İvo MOLİNAS Köşe Yazısı
6 Kasım 2024 Çarşamba
Eylül 1924’te Erzurum’da Pasinler merkezli şiddetli bir deprem meydana gelir. Kırsal kesimde yüzlerce kişi hayatını kaybeder. Genç Türkiye Cumhuriyeti daha henüz bir yaşında bile değildir. Atatürk ise memleketi her anlamda ayağa kaldırmak için ülkenin her köşesini ziyaret etmekteyken deprem günü Trabzon’da bulunduğundan haberi alır almaz Erzurum’a gitmeye karar verir. Yedi gün süren demiryolu ve karayolu seyahatinden sonra deprem bölgesine varır. Köylüler onu büyük bir sevinçle karşılar. Oraya kadar geleceklerini tahmin etmedikleri ülke kurucusunu ilk kez gördüklerinde şaşkınlık içindedirler. Atatürk bölgeyi uzun uzun inceledikten sonra onlara, zararlarını en kısa zamanda devletin karşılayacağı sözü vererek büyük tezahüratlar eşliğinde deprem bölgesinden ayrılır. Dönüşte kimi yerlerde toprakta büyük yarıklar görünce Başbakan İnönü’ye bir telgraf çekerek acil olarak bölgeye bir jeoloji mühendisi gönderilmesini ister. İnönü’den gelen cevap ülkenin hiç jeoloji mühendisine sahip olmadığı yönündedir. Atatürk’ün, ‘Öyleyse yurt dışından getirtelim’ önerisine İnönü bu kez karşılayacak bütçelerinin olmadığını söyler…

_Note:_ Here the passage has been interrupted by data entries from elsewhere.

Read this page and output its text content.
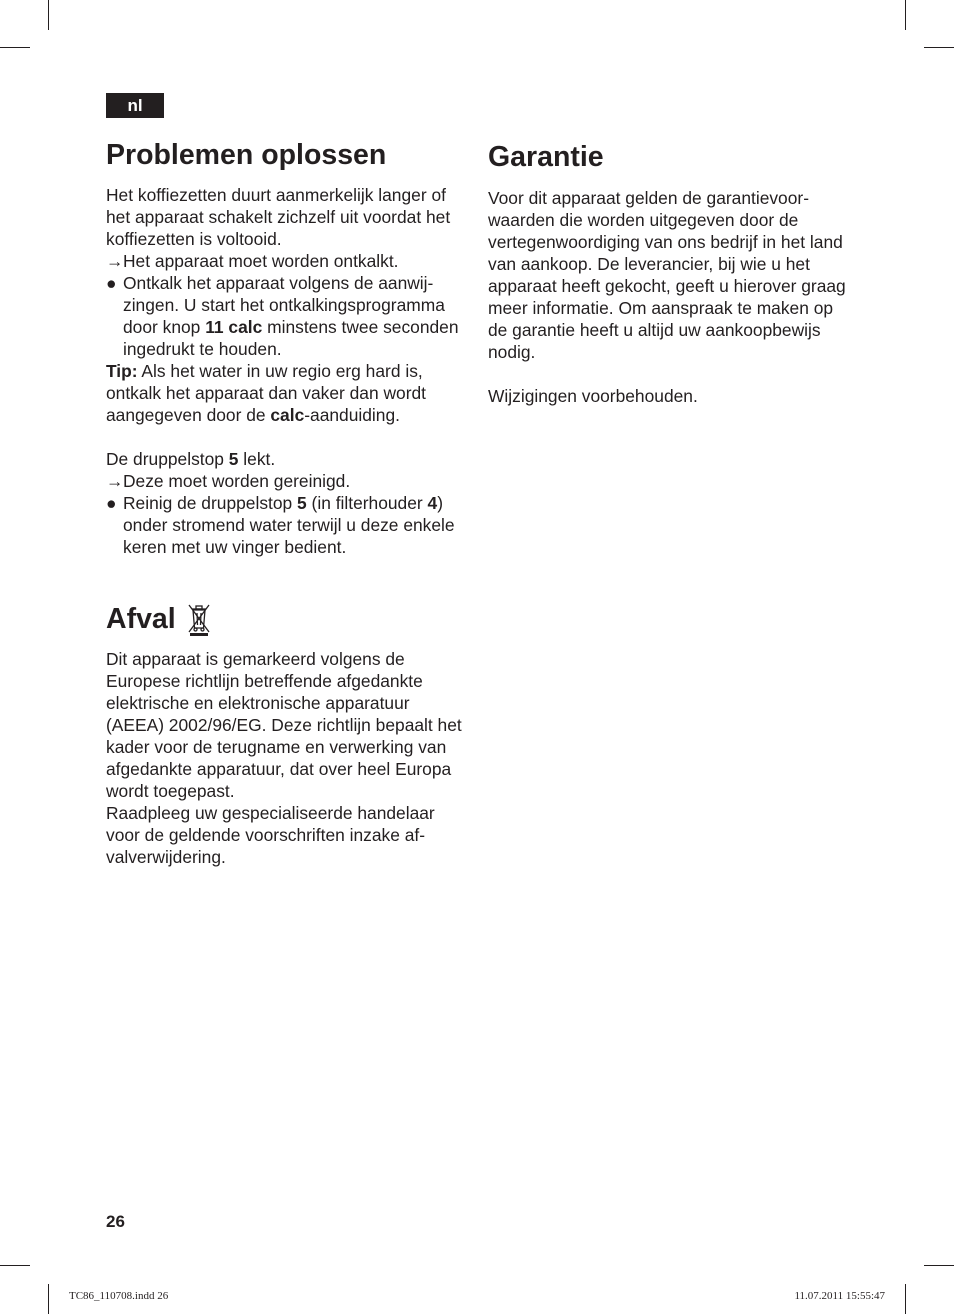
nl
Problemen oplossen

Het koffiezetten duurt aanmerkelijk langer of het apparaat schakelt zichzelf uit voordat het koffiezetten is voltooid.

→ Het apparaat moet worden ontkalkt.
● Ontkalk het apparaat volgens de aanwijzingen. U start het ontkalkingsprogramma door knop 11 calc minstens twee seconden ingedrukt te houden.

Tip: Als het water in uw regio erg hard is, ontkalk het apparaat dan vaker dan wordt aangegeven door de calc-aanduiding.

De druppelstop 5 lekt.

→ Deze moet worden gereinigd.
● Reinig de druppelstop 5 (in filterhouder 4) onder stromend water terwijl u deze enkele keren met uw vinger bedient.
Afval

Dit apparaat is gemarkeerd volgens de Europese richtlijn betreffende afgedankte elektrische en elektronische apparatuur (AEEA) 2002/96/EG. Deze richtlijn bepaalt het kader voor de terugname en verwerking van afgedankte apparatuur, dat over heel Europa wordt toegepast.

Raadpleeg uw gespecialiseerde handelaar voor de geldende voorschriften inzake afvalverwijdering.

Garantie

Voor dit apparaat gelden de garantievoorwaarden die worden uitgegeven door de vertegenwoordiging van ons bedrijf in het land van aankoop. De leverancier, bij wie u het apparaat heeft gekocht, geeft u hierover graag meer informatie. Om aanspraak te maken op de garantie heeft u altijd uw aankoopbewijs nodig.

Wijzigingen voorbehouden.

26
TC86_110708.indd 26	11.07.2011 15:55:47
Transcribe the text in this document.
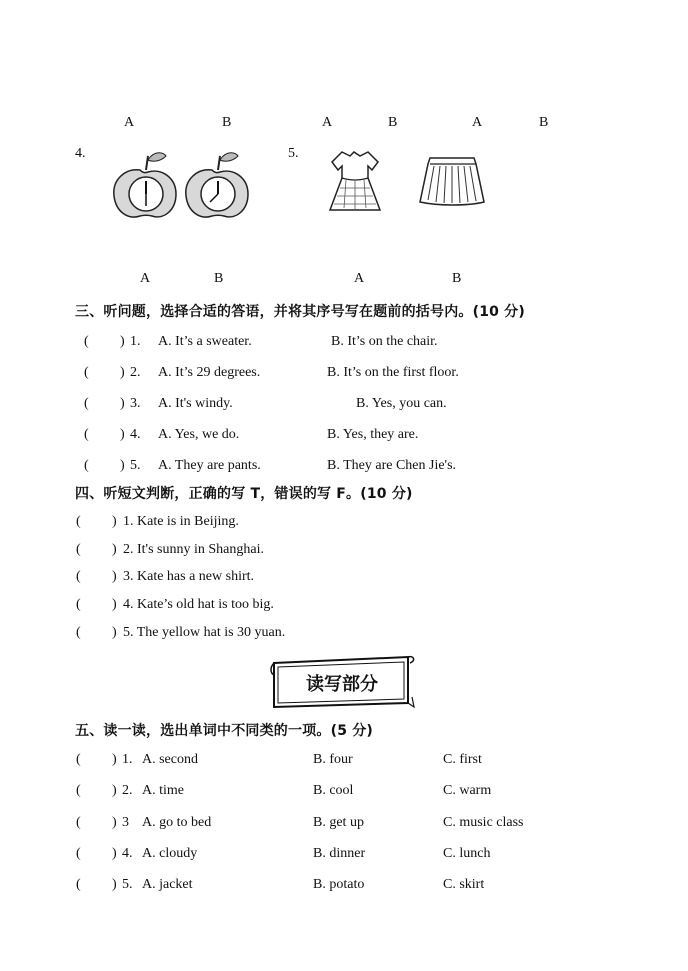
A	B	A	B	A	B
4.
A	B
5.
A	B
三、听问题，选择合适的答语，并将其序号写在题前的括号内。(10 分)
( ) 1. A. It’s a sweater.	B. It’s on the chair.
( ) 2. A. It’s 29 degrees.	B. It’s on the first floor.
( ) 3. A. It's windy.	B. Yes, you can.
( ) 4. A. Yes, we do.	B. Yes, they are.
( ) 5. A. They are pants.	B. They are Chen Jie's.
四、听短文判断，正确的写 T，错误的写 F。(10 分)
( ) 1. Kate is in Beijing.
( ) 2. It's sunny in Shanghai.
( ) 3. Kate has a new shirt.
( ) 4. Kate’s old hat is too big.
( ) 5. The yellow hat is 30 yuan.
读写部分
五、读一读，选出单词中不同类的一项。(5 分)
( ) 1. A. second	B. four	C. first
( ) 2. A. time	B. cool	C. warm
( ) 3 A. go to bed	B. get up	C. music class
( ) 4. A. cloudy	B. dinner	C. lunch
( ) 5. A. jacket	B. potato	C. skirt
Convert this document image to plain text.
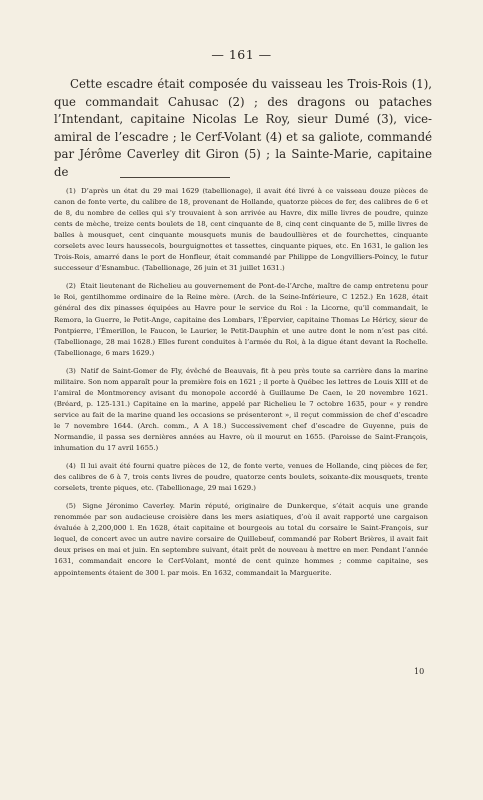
— 161 —

Cette escadre était composée du vaisseau les Trois-Rois (1), que commandait Cahusac (2) ; des dragons ou pataches l’Intendant, capitaine Nicolas Le Roy, sieur Dumé (3), vice-amiral de l’escadre ; le Cerf-Volant (4) et sa galiote, commandé par Jérôme Caverley dit Giron (5) ; la Sainte-Marie, capitaine de

(1) D’après un état du 29 mai 1629 (tabellionage), il avait été livré à ce vaisseau douze pièces de canon de fonte verte, du calibre de 18, provenant de Hollande, quatorze pièces de fer, des calibres de 6 et de 8, du nombre de celles qui s’y trouvaient à son arrivée au Havre, dix mille livres de poudre, quinze cents de mèche, treize cents boulets de 18, cent cinquante de 8, cinq cent cinquante de 5, mille livres de balles à mousquet, cent cinquante mousquets munis de baudoullières et de fourchettes, cinquante corselets avec leurs haussecols, bourguignottes et tassettes, cinquante piques, etc. En 1631, le galion les Trois-Rois, amarré dans le port de Honfleur, était commandé par Philippe de Longvilliers-Poincy, le futur successeur d’Esnambuc. (Tabellionage, 26 juin et 31 juillet 1631.)

(2) Était lieutenant de Richelieu au gouvernement de Pont-de-l’Arche, maître de camp entretenu pour le Roi, gentilhomme ordinaire de la Reine mère. (Arch. de la Seine-Inférieure, C 1252.) En 1628, était général des dix pinasses équipées au Havre pour le service du Roi : la Licorne, qu’il commandait, le Remora, la Guerre, le Petit-Ange, capitaine des Lombars, l’Épervier, capitaine Thomas Le Héricy, sieur de Pontpierre, l’Émerillon, le Faucon, le Laurier, le Petit-Dauphin et une autre dont le nom n’est pas cité. (Tabellionage, 28 mai 1628.) Elles furent conduites à l’armée du Roi, à la digue étant devant la Rochelle. (Tabellionage, 6 mars 1629.)

(3) Natif de Saint-Gomer de Fly, évêché de Beauvais, fit à peu près toute sa carrière dans la marine militaire. Son nom apparaît pour la première fois en 1621 ; il porte à Québec les lettres de Louis XIII et de l’amiral de Montmorency avisant du monopole accordé à Guillaume De Caen, le 20 novembre 1621. (Bréard, p. 125-131.) Capitaine en la marine, appelé par Richelieu le 7 octobre 1635, pour « y rendre service au fait de la marine quand les occasions se présenteront », il reçut commission de chef d’escadre le 7 novembre 1644. (Arch. comm., A A 18.) Successivement chef d’escadre de Guyenne, puis de Normandie, il passa ses dernières années au Havre, où il mourut en 1655. (Paroisse de Saint-François, inhumation du 17 avril 1655.)

(4) Il lui avait été fourni quatre pièces de 12, de fonte verte, venues de Hollande, cinq pièces de fer, des calibres de 6 à 7, trois cents livres de poudre, quatorze cents boulets, soixante-dix mousquets, trente corselets, trente piques, etc. (Tabellionage, 29 mai 1629.)

(5) Signe Jéronimo Caverley. Marin réputé, originaire de Dunkerque, s’était acquis une grande renommée par son audacieuse croisière dans les mers asiatiques, d’où il avait rapporté une cargaison évaluée à 2,200,000 l. En 1628, était capitaine et bourgeois au total du corsaire le Saint-François, sur lequel, de concert avec un autre navire corsaire de Quillebeuf, commandé par Robert Brières, il avait fait deux prises en mai et juin. En septembre suivant, était prêt de nouveau à mettre en mer. Pendant l’année 1631, commandait encore le Cerf-Volant, monté de cent quinze hommes ; comme capitaine, ses appointements étaient de 300 l. par mois. En 1632, commandait la Marguerite.

10
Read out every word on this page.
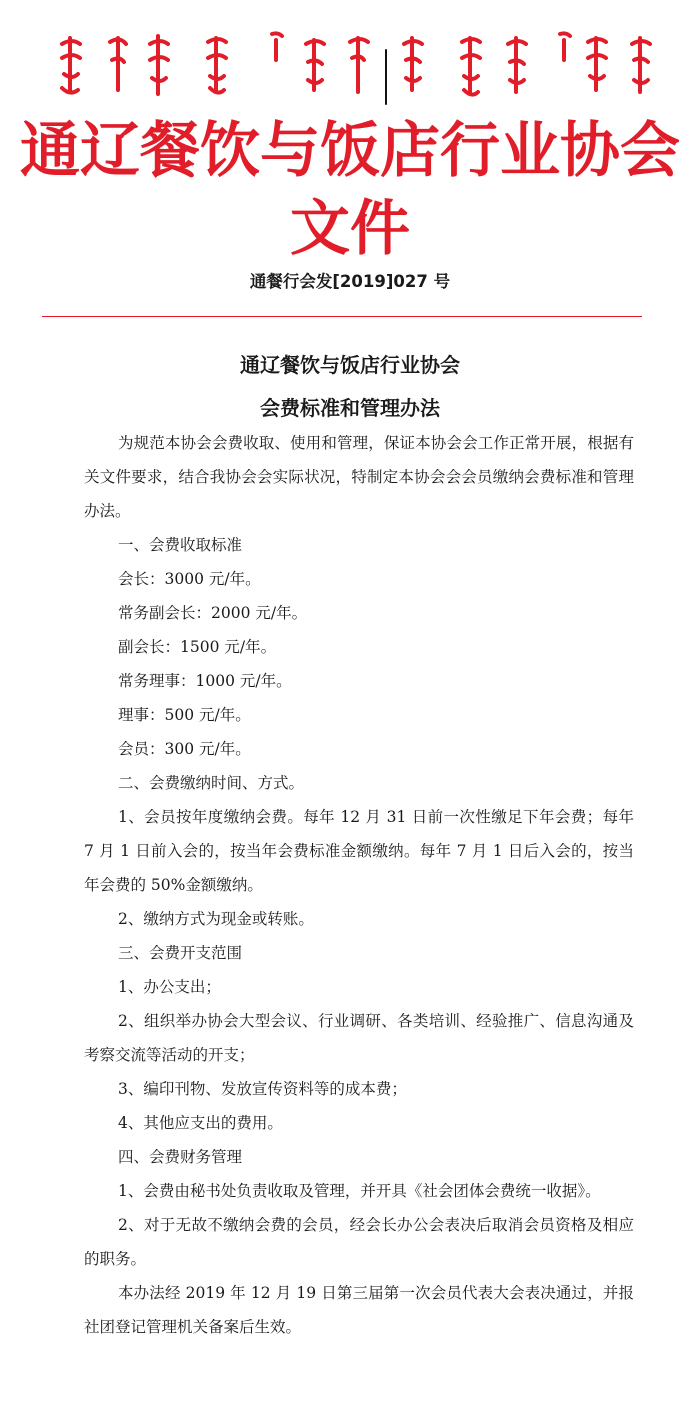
通辽餐饮与饭店行业协会文件
通餐行会发[2019]027 号
通辽餐饮与饭店行业协会
会费标准和管理办法

为规范本协会会费收取、使用和管理，保证本协会会工作正常开展，根据有关文件要求，结合我协会会实际状况，特制定本协会会会员缴纳会费标准和管理办法。

一、会费收取标准

会长：3000 元/年。

常务副会长：2000 元/年。

副会长：1500 元/年。

常务理事：1000 元/年。

理事：500 元/年。

会员：300 元/年。

二、会费缴纳时间、方式。

1、会员按年度缴纳会费。每年 12 月 31 日前一次性缴足下年会费；每年 7 月 1 日前入会的，按当年会费标准金额缴纳。每年 7 月 1 日后入会的，按当年会费的 50%金额缴纳。

2、缴纳方式为现金或转账。

三、会费开支范围

1、办公支出；

2、组织举办协会大型会议、行业调研、各类培训、经验推广、信息沟通及考察交流等活动的开支；

3、编印刊物、发放宣传资料等的成本费；

4、其他应支出的费用。

四、会费财务管理

1、会费由秘书处负责收取及管理，并开具《社会团体会费统一收据》。

2、对于无故不缴纳会费的会员，经会长办公会表决后取消会员资格及相应的职务。

本办法经 2019 年 12 月 19 日第三届第一次会员代表大会表决通过，并报社团登记管理机关备案后生效。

Atatürk ve arkadaşları, her anlamda yoksul ve yoksun bir durumda olan ülkeyi ayağa kaldırmak için çok uğraşır. Ekonomiden sanayiye, eğitimden sağlık alanlarına kadar bir dizi kalıcı projeyi hayata geçirirler.

Lakin, Anadolu’da 1935 yılında bile bebek ölüm oranı yüzde ellidir. Doğan her iki bebekten biri henüz bir yaşına varmadan hayata veda etmektedir…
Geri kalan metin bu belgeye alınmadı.